Un tribunal de Géorgie emprisonne un manifestant pour avoir bloqué une route en vertu d'une nouvelle loi
- IHR
- 31 mai
- 2 min de lecture

Un tribunal de Tbilissi a condamné un manifestant de 61 ans à neuf mois de prison pour avoir bloqué une route, la première condamnation pénale de ce type en vertu des nouvelles lois controversées sur les réunions en Géorgie.
Zurab Menteshashvili a été reconnu coupable vendredi d'avoir bloqué à plusieurs reprises l'avenue Rustaveli dans la capitale, Tbilissi, lors de manifestations antigouvernementales.
Ayant déjà passé sept mois en détention provisoire depuis son arrestation en octobre dernier, il devrait être libéré dans deux mois.
S'adressant au tribunal avant sa condamnation, Menteshashvili a déclaré qu'il avait agi par amour pour son pays.
J'aime ma patrie, je ferai tout pour elle, et si c'était un crime, je ne le savais pas", a-t-il déclaré, selon le média local Publika. "Je suis ici et je ne peux rien faire d'autre, arrêtez-moi pour la quatrième fois si vous voulez."
C'est la première fois que les procureurs géorgiens obtiennent une condamnation pénale contre un manifestant pour avoir bloqué une route.
En octobre 2025, le parlement géorgien, contrôlé par le parti au pouvoir Rêve géorgien et ses alliés, a accéléré les amendements législatifs renforçant les restrictions sur les manifestations publiques.
En vertu des nouvelles règles, les infractions mineures répétées, notamment bloquer les routes lorsque la police le juge inutile, se couvrir le visage avec un masque ou porter des sprays d'auto-défense, ont été érigées en infractions pénales.
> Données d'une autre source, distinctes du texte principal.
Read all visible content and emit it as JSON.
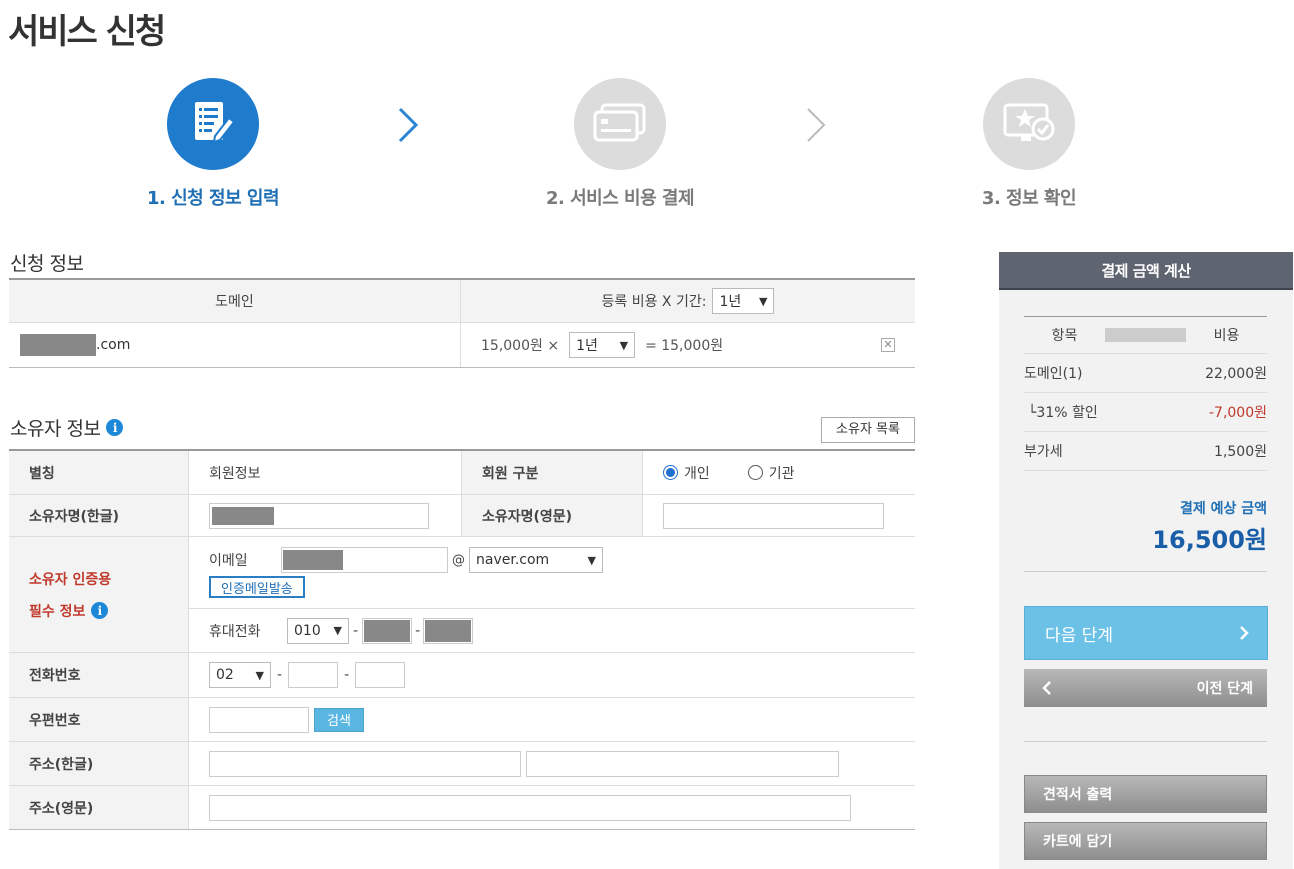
{
  "page": {
    "title": "서비스 신청"
  },
  "steps": [
    {
      "label": "1. 신청 정보 입력"
    },
    {
      "label": "2. 서비스 비용 결제"
    },
    {
      "label": "3. 정보 확인"
    }
  ],
  "application": {
    "heading": "신청 정보",
    "col_domain": "도메인",
    "col_fee": "등록 비용 X 기간:",
    "period_header_select": "1년",
    "domain_suffix": ".com",
    "unit_price": "15,000원 ×",
    "row_period": "1년",
    "row_total": "= 15,000원",
    "remove_glyph": "✕"
  },
  "owner": {
    "heading": "소유자 정보",
    "list_button": "소유자 목록",
    "alias_label": "별칭",
    "alias_value": "회원정보",
    "member_type_label": "회원 구분",
    "type_personal": "개인",
    "type_org": "기관",
    "name_kr_label": "소유자명(한글)",
    "name_en_label": "소유자명(영문)",
    "auth_label_1": "소유자 인증용",
    "auth_label_2": "필수 정보",
    "email_label": "이메일",
    "at": "@",
    "email_domain": "naver.com",
    "send_mail_button": "인증메일발송",
    "mobile_label": "휴대전화",
    "mobile_prefix": "010",
    "dash": "-",
    "phone_label": "전화번호",
    "phone_prefix": "02",
    "zip_label": "우편번호",
    "search_button": "검색",
    "addr_kr_label": "주소(한글)",
    "addr_en_label": "주소(영문)"
  },
  "panel": {
    "title": "결제 금액 계산",
    "col_item": "항목",
    "col_cost": "비용",
    "rows": [
      {
        "label": "도메인(1)",
        "value": "22,000원"
      },
      {
        "label": "└31% 할인",
        "value": "-7,000원"
      },
      {
        "label": "부가세",
        "value": "1,500원"
      }
    ],
    "estimate_label": "결제 예상 금액",
    "estimate_value": "16,500원",
    "next_button": "다음 단계",
    "prev_button": "이전 단계",
    "quote_button": "견적서 출력",
    "cart_button": "카트에 담기"
  },
  "colors": {
    "accent": "#1f7ccc",
    "panel_header": "#5e6470",
    "next_button": "#6cc1e6",
    "discount": "#c0392b"
  }
}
Les primo-infractions sont passibles d'une détention administrative pouvant aller jusqu'à 15 jours, tandis que les récidives sont passibles d'une peine pouvant aller jusqu'à un an de prison.
La police a arrêté Menteshashvili dans la soirée du 31 octobre 2025 sur l'avenue Rustaveli, l'accusant d'avoir utilisé sa voiture pour bloquer la circulation. Il a été inculpé en vertu de l'article 347 du code pénal géorgien.
Les groupes de défense des droits de l'homme et les experts juridiques ont vivement critiqué la législation et la décision du tribunal.
Tamar Oniani, présidente de l'Association des jeunes avocats géorgiens, a décrit le verdict comme « un tout nouveau chapitre » dans le ciblage des opposants politiques.
Il s'agit du premier prisonnier tenu pénalement responsable d'avoir exercé son droit à la liberté de réunion dans un cadre juridique spécifiquement conçu pour porter atteinte à cette liberté", a déclaré Oniani.
Elle a ajouté que le juge Nino Galustashvili aurait pu saisir la Cour constitutionnelle de la constitutionnalité de la loi ou condamner Menteshashvili à une peine déjà purgée.
En ajoutant deux mois supplémentaires à sa détention, le pouvoir judiciaire participe à « créer une pression supplémentaire sur la liberté de réunion », a déclaré Oniani.
Guro Imnadze, un avocat, a également critiqué la décision, arguant que le juge avait le devoir de contester la constitutionnalité des amendements.